Each entry has the form Field: Type = constructor, where the constructor builds the pass (passing conf when the pass needs the user configuration). The combined passes implement EarlyLintPass and LateLintPass respectively, so each listed pass must also implement the matching trait. It's worth noting that the majority of clippy_lints/src/lib.rs is autogenerated by cargo dev update_lints. When you are writing your own lint, you can use that script to save you some time.

// ./clippy_lints/src/else_if_without_else.rs

use rustc_lint::{EarlyLintPass, EarlyContext};

// ...

pub struct ElseIfWithoutElse;

// ...

impl EarlyLintPass for ElseIfWithoutElse {
    // ... the functions needed, to make the lint work
}

The difference between EarlyLintPass and LateLintPass is that the methods of the EarlyLintPass trait only provide AST information. The methods of the LateLintPass trait are executed after type checking and contain type information via the LateContext parameter.

That's why the else_if_without_else example is listed in early_lint_methods!. Because the actual lint logic does not depend on any type information.

Issue and PR triage

Clippy is following the Rust triage procedure for issues and pull requests.

However, we are a smaller project with all contributors being volunteers currently. Between writing new lints, fixing issues, reviewing pull requests and responding to issues there may not always be enough time to stay on top of it all.

To find things to fix, go to the tracking issue, find an issue that you like, and claim it with @rustbot claim.

As a general metric and always taking into account your skill and knowledge level, you can use this guide:

  • 🟥 ICEs, these are compiler errors that causes Clippy to panic and crash. Usually involves high-level debugging, sometimes interacting directly with the upstream compiler. Difficult to fix but a great challenge that improves a lot developer workflows!

  • 🟧 Suggestion causes bug, Clippy suggested code that changed logic in some silent way. Unacceptable, as this may have disastrous consequences. Easier to fix than ICEs

  • 🟨 Suggestion causes error, Clippy suggested code snippet that caused a compiler error when applied. We need to make sure that Clippy doesn't suggest using a variable twice at the same time or similar easy-to-happen occurrences.

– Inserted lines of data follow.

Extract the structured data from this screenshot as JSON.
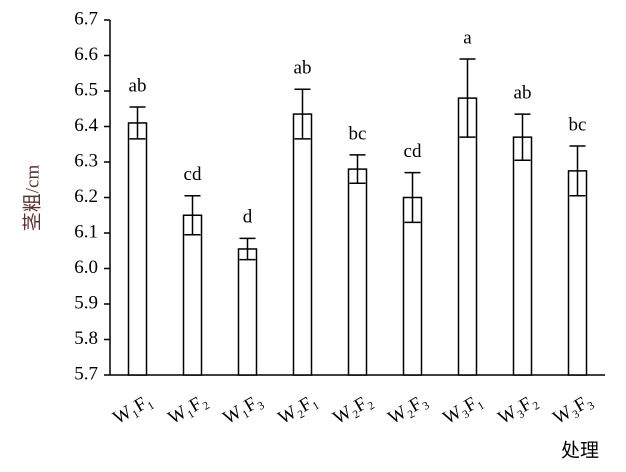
{
  "chart_data": {
    "type": "bar",
    "y_label": "茎粗/cm",
    "x_label": "处理",
    "categories": [
      "W₁F₁",
      "W₁F₂",
      "W₁F₃",
      "W₂F₁",
      "W₂F₂",
      "W₂F₃",
      "W₃F₁",
      "W₃F₂",
      "W₃F₃"
    ],
    "values": [
      6.41,
      6.15,
      6.055,
      6.435,
      6.28,
      6.2,
      6.48,
      6.37,
      6.275
    ],
    "errors": [
      0.045,
      0.055,
      0.03,
      0.07,
      0.04,
      0.07,
      0.11,
      0.065,
      0.07
    ],
    "annotations": [
      "ab",
      "cd",
      "d",
      "ab",
      "bc",
      "cd",
      "a",
      "ab",
      "bc"
    ],
    "color": "#ffffff",
    "ylim": [
      5.7,
      6.7
    ],
    "yticks": [
      5.7,
      5.8,
      5.9,
      {
        "value": 6.0,
        "label": "6.0"
      },
      6.1,
      6.2,
      6.3,
      6.4,
      6.5,
      6.6,
      6.7
    ],
    "grid": false
  }
}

  • 🟩 False positives, a lint should not have fired, the easiest of them all, as this is “just” identifying the root of a false positive and making an exception for those cases.

Note that false negatives do not have priority unless the case is very clear, as they are a feature-request in a trench coat.

Contributions

Contributions to Clippy should be made in the form of GitHub pull requests. Each pull request will be reviewed by a core contributor (someone with permission to land patches) and either landed in the main tree or given feedback for changes that would be required.

All PRs should include a changelog entry with a short comment explaining the change. The rule of thumb is basically, “what do you believe is important from an outsider's perspective?” Often, PRs are only related to a single property of a lint, and then it‘s good to mention that one. Otherwise, it’s better to include too much detail than too little.

Clippy's changelog is created from these comments. Every release, someone gets all merge commits with a changelog: XYZ entry and combines them into the changelog. This is a manual process.

Examples:

  • New lint
    changelog: new lint: [`missing_trait_methods`]
    
  • False positive fix
    changelog: Fix [`unused_peekable`] false positive when peeked in a closure or called as `f(&mut peekable)`
    
  • Purely internal change
    changelog: none
    

Note this it is fine for a PR to include multiple changelog entries, e.g.:

changelog: Something 1
changelog: Something 2
changelog: Something 3

License

All code in this repository is under the Apache-2.0 or the MIT license.